# Roller Coaster for Carnival Theme



## Chuck

This year we are doing a carnival theme. I thought it would be a cool idea to create a roller coaster that winds through the front yard and ends with the tracks all torn up so the cart has no place left to go.

The cart is our photo op area. I built the cart frame out of 2x4's and skinned it in 1/4 plywood. It is wide enough and deep enough for 2 ToT's (or one adult) to sit in and have their picture taken. Taken at the right angle, it will appear as though they are riding the coaster through the display. Complete with 1 skeleton hanging on to the back of the cart going along for the ride.

The track itself is just 1" grey pvc with the bell on the end to make it easy to couple the track lengths together.

So far this has been a lot of fun to build, already had the neighborhood kids come over and take pictures in it as we were setting up. I hope it is a hit on Halloween.


----------



## Will Reid

xx


----------



## RoxyBlue

Love it! That skellie has a "WTH?!?!" look to him, too


----------



## Chuck

Will Reid said:


> Haha, that's awesome! Reminds me of Expedition Everest.
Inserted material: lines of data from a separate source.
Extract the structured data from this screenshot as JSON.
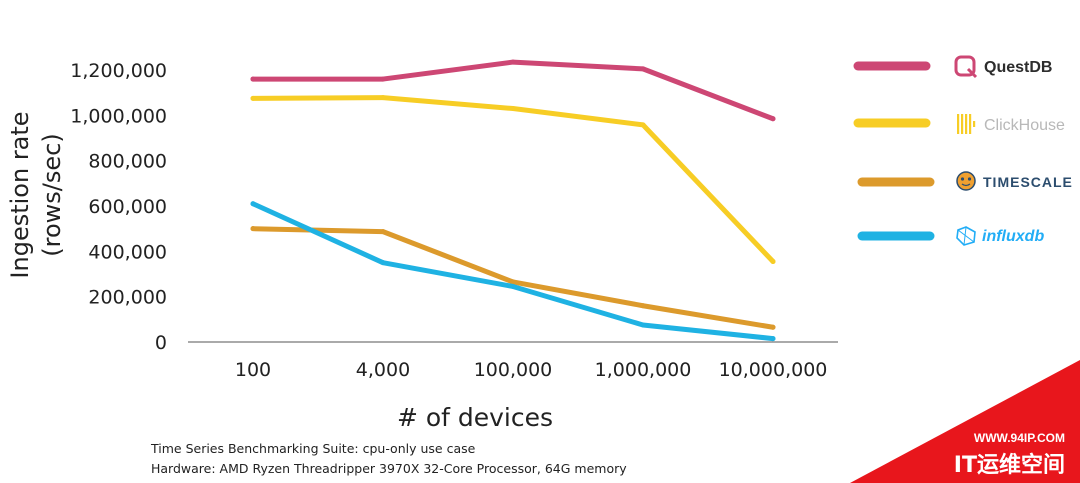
{
  "chart_data": {
    "type": "line",
    "categories": [
      "100",
      "4,000",
      "100,000",
      "1,000,000",
      "10,000,000"
    ],
    "xlabel": "# of devices",
    "ylabel": [
      "Ingestion rate",
      "(rows/sec)"
    ],
    "ylim": [
      0,
      1200000
    ],
    "yticks": [
      "0",
      "200,000",
      "400,000",
      "600,000",
      "800,000",
      "1,000,000",
      "1,200,000"
    ],
    "grid": false,
    "legend_position": "right",
    "series": [
      {
        "name": "QuestDB",
        "color": "#cd4774",
        "icon": "questdb-logo",
        "values": [
          1160000,
          1160000,
          1235000,
          1205000,
          985000
        ]
      },
      {
        "name": "ClickHouse",
        "color": "#f7cd25",
        "icon": "clickhouse-logo",
        "values": [
          1075000,
          1078000,
          1030000,
          958000,
          355000
        ]
      },
      {
        "name": "TIMESCALE",
        "color": "#dc9a2c",
        "icon": "timescale-tiger-logo",
        "values": [
          500000,
          487000,
          265000,
          160000,
          65000
        ]
      },
      {
        "name": "influxdb",
        "color": "#1fb2e3",
        "icon": "influxdb-logo",
        "values": [
          610000,
          350000,
          245000,
          75000,
          15000
        ]
      }
    ]
  },
  "footnotes": [
    "Time Series Benchmarking Suite: cpu-only use case",
    "Hardware: AMD Ryzen Threadripper 3970X 32-Core Processor, 64G memory"
  ],
  "watermark": {
    "url": "WWW.94IP.COM",
    "name": "IT运维空间",
    "color": "#e8161c"
  }
}
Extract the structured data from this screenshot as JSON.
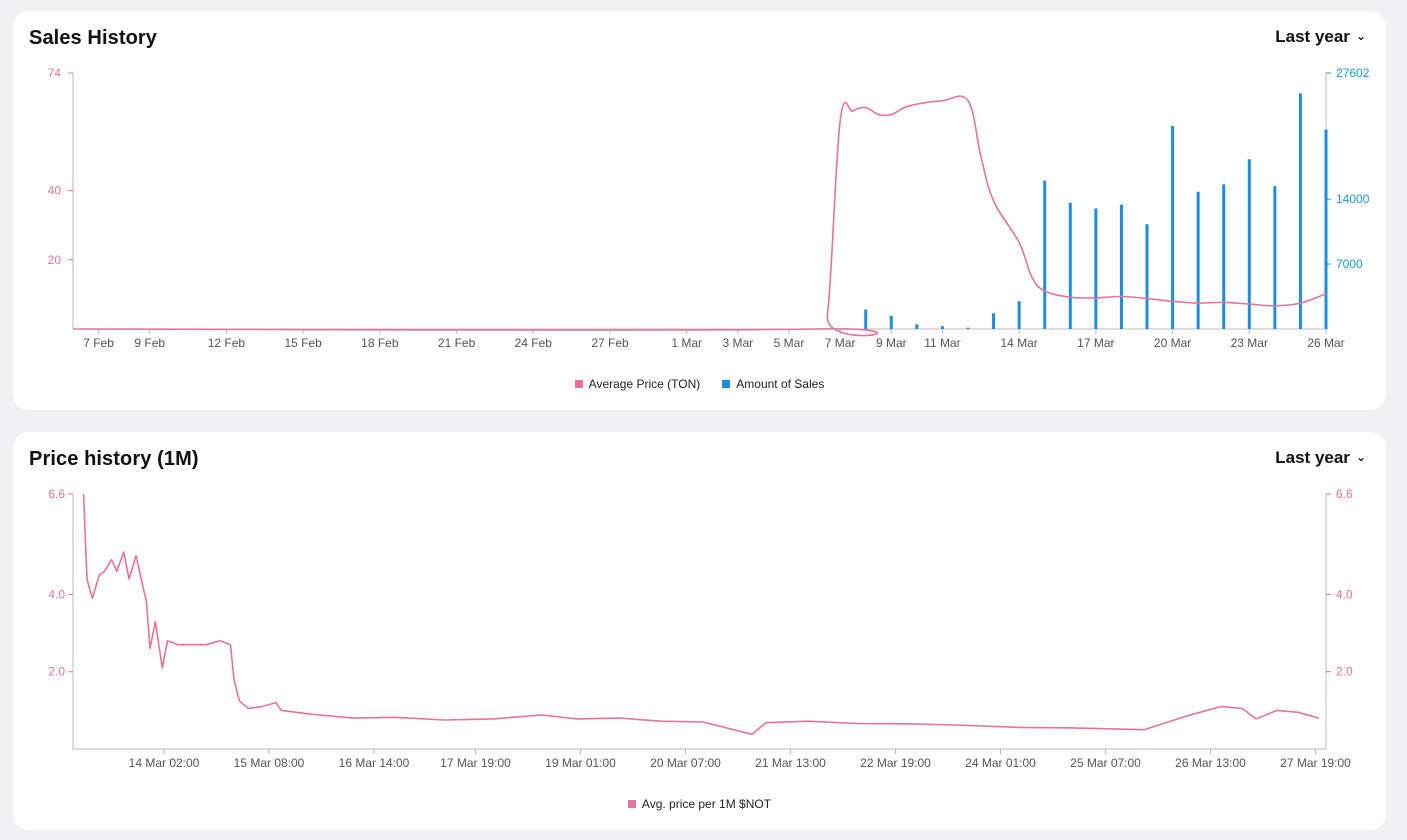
{
  "sales_card": {
    "title": "Sales History",
    "period": "Last year",
    "colors": {
      "price": "#e87396",
      "sales": "#1b8fdc",
      "axis_left": "#e87396",
      "axis_right": "#1b9bd8"
    }
  },
  "price_card": {
    "title": "Price history (1M)",
    "period": "Last year",
    "colors": {
      "price": "#e87396",
      "axis": "#e87396"
    }
  },
  "chart_data": [
    {
      "type": "bar",
      "title": "Sales History",
      "x_tick_labels": [
        "7 Feb",
        "9 Feb",
        "12 Feb",
        "15 Feb",
        "18 Feb",
        "21 Feb",
        "24 Feb",
        "27 Feb",
        "1 Mar",
        "3 Mar",
        "5 Mar",
        "7 Mar",
        "9 Mar",
        "11 Mar",
        "14 Mar",
        "17 Mar",
        "20 Mar",
        "23 Mar",
        "26 Mar"
      ],
      "x_range": [
        "2024-02-06",
        "2024-03-26"
      ],
      "y_left_ticks": [
        20,
        40,
        74
      ],
      "y_left_range": [
        0,
        74
      ],
      "y_right_ticks": [
        7000,
        14000,
        27602
      ],
      "y_right_range": [
        0,
        27602
      ],
      "grid": false,
      "legend_position": "bottom",
      "series": [
        {
          "name": "Average Price (TON)",
          "type": "line",
          "axis": "left",
          "points": [
            [
              "2024-02-06",
              0
            ],
            [
              "2024-03-06",
              0
            ],
            [
              "2024-03-06.5",
              4
            ],
            [
              "2024-03-07",
              60
            ],
            [
              "2024-03-07.5",
              63
            ],
            [
              "2024-03-08",
              64
            ],
            [
              "2024-03-08.5",
              62
            ],
            [
              "2024-03-09",
              62
            ],
            [
              "2024-03-09.5",
              64
            ],
            [
              "2024-03-10",
              65
            ],
            [
              "2024-03-11",
              66
            ],
            [
              "2024-03-12",
              66
            ],
            [
              "2024-03-12.5",
              50
            ],
            [
              "2024-03-13",
              37
            ],
            [
              "2024-03-14",
              25
            ],
            [
              "2024-03-14.5",
              15
            ],
            [
              "2024-03-15",
              11
            ],
            [
              "2024-03-16",
              9.2
            ],
            [
              "2024-03-17",
              9.0
            ],
            [
              "2024-03-18",
              9.4
            ],
            [
              "2024-03-19",
              8.8
            ],
            [
              "2024-03-20",
              8
            ],
            [
              "2024-03-21",
              7.5
            ],
            [
              "2024-03-22",
              7.7
            ],
            [
              "2024-03-23",
              7.2
            ],
            [
              "2024-03-24",
              6.7
            ],
            [
              "2024-03-25",
              7.5
            ],
            [
              "2024-03-26",
              10.2
            ]
          ]
        },
        {
          "name": "Amount of Sales",
          "type": "bar",
          "axis": "right",
          "points": [
            [
              "2024-03-08",
              2100
            ],
            [
              "2024-03-09",
              1400
            ],
            [
              "2024-03-10",
              500
            ],
            [
              "2024-03-11",
              300
            ],
            [
              "2024-03-12",
              150
            ],
            [
              "2024-03-13",
              1700
            ],
            [
              "2024-03-14",
              3000
            ],
            [
              "2024-03-15",
              16000
            ],
            [
              "2024-03-16",
              13600
            ],
            [
              "2024-03-17",
              13000
            ],
            [
              "2024-03-18",
              13400
            ],
            [
              "2024-03-19",
              11300
            ],
            [
              "2024-03-20",
              21900
            ],
            [
              "2024-03-21",
              14800
            ],
            [
              "2024-03-22",
              15600
            ],
            [
              "2024-03-23",
              18300
            ],
            [
              "2024-03-24",
              15400
            ],
            [
              "2024-03-25",
              25400
            ],
            [
              "2024-03-26",
              21500
            ]
          ]
        }
      ]
    },
    {
      "type": "line",
      "title": "Price history (1M)",
      "x_tick_labels": [
        "14 Mar 02:00",
        "15 Mar 08:00",
        "16 Mar 14:00",
        "17 Mar 19:00",
        "19 Mar 01:00",
        "20 Mar 07:00",
        "21 Mar 13:00",
        "22 Mar 19:00",
        "24 Mar 01:00",
        "25 Mar 07:00",
        "26 Mar 13:00",
        "27 Mar 19:00"
      ],
      "y_ticks": [
        2.0,
        4.0,
        6.6
      ],
      "y_range": [
        0,
        6.6
      ],
      "axes": "left and right (mirrored)",
      "grid": false,
      "legend_position": "bottom",
      "series": [
        {
          "name": "Avg. price per 1M $NOT",
          "points": [
            [
              "13 Mar 03:00",
              6.6
            ],
            [
              "13 Mar 04:00",
              4.4
            ],
            [
              "13 Mar 05:30",
              3.9
            ],
            [
              "13 Mar 07:30",
              4.5
            ],
            [
              "13 Mar 09:00",
              4.6
            ],
            [
              "13 Mar 11:00",
              4.9
            ],
            [
              "13 Mar 12:30",
              4.6
            ],
            [
              "13 Mar 14:30",
              5.1
            ],
            [
              "13 Mar 16:00",
              4.4
            ],
            [
              "13 Mar 18:00",
              5.0
            ],
            [
              "13 Mar 21:00",
              3.8
            ],
            [
              "13 Mar 22:00",
              2.6
            ],
            [
              "13 Mar 23:30",
              3.3
            ],
            [
              "14 Mar 01:30",
              2.1
            ],
            [
              "14 Mar 03:00",
              2.8
            ],
            [
              "14 Mar 06:00",
              2.7
            ],
            [
              "14 Mar 10:00",
              2.7
            ],
            [
              "14 Mar 14:00",
              2.7
            ],
            [
              "14 Mar 18:00",
              2.8
            ],
            [
              "14 Mar 21:00",
              2.7
            ],
            [
              "14 Mar 22:00",
              1.8
            ],
            [
              "14 Mar 23:30",
              1.25
            ],
            [
              "15 Mar 02:00",
              1.05
            ],
            [
              "15 Mar 06:00",
              1.1
            ],
            [
              "15 Mar 10:00",
              1.2
            ],
            [
              "15 Mar 11:30",
              1.0
            ],
            [
              "15 Mar 20:00",
              0.9
            ],
            [
              "16 Mar 08:00",
              0.8
            ],
            [
              "16 Mar 20:00",
              0.82
            ],
            [
              "17 Mar 10:00",
              0.75
            ],
            [
              "18 Mar 00:00",
              0.78
            ],
            [
              "18 Mar 14:00",
              0.88
            ],
            [
              "19 Mar 00:00",
              0.78
            ],
            [
              "19 Mar 12:00",
              0.8
            ],
            [
              "20 Mar 00:00",
              0.72
            ],
            [
              "20 Mar 12:00",
              0.7
            ],
            [
              "21 Mar 02:00",
              0.38
            ],
            [
              "21 Mar 06:00",
              0.68
            ],
            [
              "21 Mar 18:00",
              0.72
            ],
            [
              "22 Mar 08:00",
              0.66
            ],
            [
              "23 Mar 00:00",
              0.65
            ],
            [
              "23 Mar 12:00",
              0.62
            ],
            [
              "24 Mar 06:00",
              0.56
            ],
            [
              "24 Mar 20:00",
              0.55
            ],
            [
              "25 Mar 18:00",
              0.5
            ],
            [
              "26 Mar 06:00",
              0.85
            ],
            [
              "26 Mar 16:00",
              1.1
            ],
            [
              "26 Mar 22:00",
              1.05
            ],
            [
              "27 Mar 02:00",
              0.78
            ],
            [
              "27 Mar 08:00",
              1.0
            ],
            [
              "27 Mar 14:00",
              0.95
            ],
            [
              "27 Mar 20:00",
              0.8
            ]
          ]
        }
      ]
    }
  ]
}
Expedition Everest was the inspiration behind the bent tracks. My son calls it the Yeti Ride and was super excited to have his own version in the front yard.


----------



## Hairazor

I would sooo want my picture with this! Nice!!!


----------



## Jack Mac

That is such a cool and creative idea. It turned out great! I would love to take a picture in it myself. I'm sure it will be a huge hit. Great work Chuck! Make sure to post pictures of how it went on Halloween night.


----------



## Headless

I absolutely LOVE this - great idea and great work!


----------



## CreeepyCathy

great job on that!


----------



## Lunatic

Thats cool chuck!


----------



## shannibal

That's a great idea! Great build too!


----------



## FastEddie33

LOVE IT!!..Very Cool!!


----------



## The Halloween Lady

That is so creative. Your track turned out super.  Maybe you could hire a couple of actual carnies... now that would be creepy!


----------



## IMU

Love it!


----------



## z0mbie st0mp

Awesome idea!


----------



## Dr.Acula

I love this. It's so much fun


----------



## fick209

What a fun idea! Looks really good!


----------



## mys197gt

hope the pic shows up - I hate using photobucket


----------



## z0mbie st0mp

That's really great! Awesome lighting


----------



## falon810

Great Job This idea rocks. Love the skeleton on the back.


----------



## Palmdale Haunter

Very cool!


----------



## Dark Angel 27

I love the skellie's expression! Very well done!


----------



## Acid PopTart

Fantastic work! This is similar to what I wanted to do on my roof last year but all the bad weather said not a chance. I LOVE it as a photo op idea much better!!


----------



## hpropman

Wow! I love this prop! very very cool! But I have to ask what does the wife and the neighbors say? Do you get the rolling eyes also?


----------



## Chuck

hpropman said:


> Wow! I love this prop! very very cool! But I have to ask what does the wife and the neighbors say? Do you get the rolling eyes also?


My wife loves it. She comes up with ideas and then I make them happen. We make a pretty good team. None of the neighbors have ever complained about our display.


----------



## Riff_JunkieSFR

Thats is one sweet display


----------



## Chuck

Chuck said:


> My wife loves it. She comes up with ideas and then I make them happen. We make a pretty good team. None of the neighbors have ever complained about our display.


I take that back, This year one of my neighbors decided to spray paint a sign and stick it in his front yard with a bible passage. "Ye cannot drink the cup of the Lord, and the cup of devils: ye cannot be partakers of the Lord's table, and of the table of devils."

He then put tape across his front entry way with signs telling kids to go away.


----------



## ATLfun

As everybody said your build is fabulous. The roller coaster track idea was simply brilliant. The feature is so unique, I think you should highlight it more by putting rope lighting along the outside tracks.

You took the carnival idea to new heights.


.


----------



## Spookie

I have a carnival plan still in the works, just picked up 2 more clown props this year, and have contemplated a roller coaster as part of the background (going in or out of a tunnel...like one of those endless tunnels). But seeing your photo op area using a roller coaster is making me think about it again. Love the idea. With so many kids out there with cellphone/cameras it's a natural. I saw quite a number of camera flashing going off this year of our window projection and of kids in the street in general taking pictures of each other. Thanks Chuck.


----------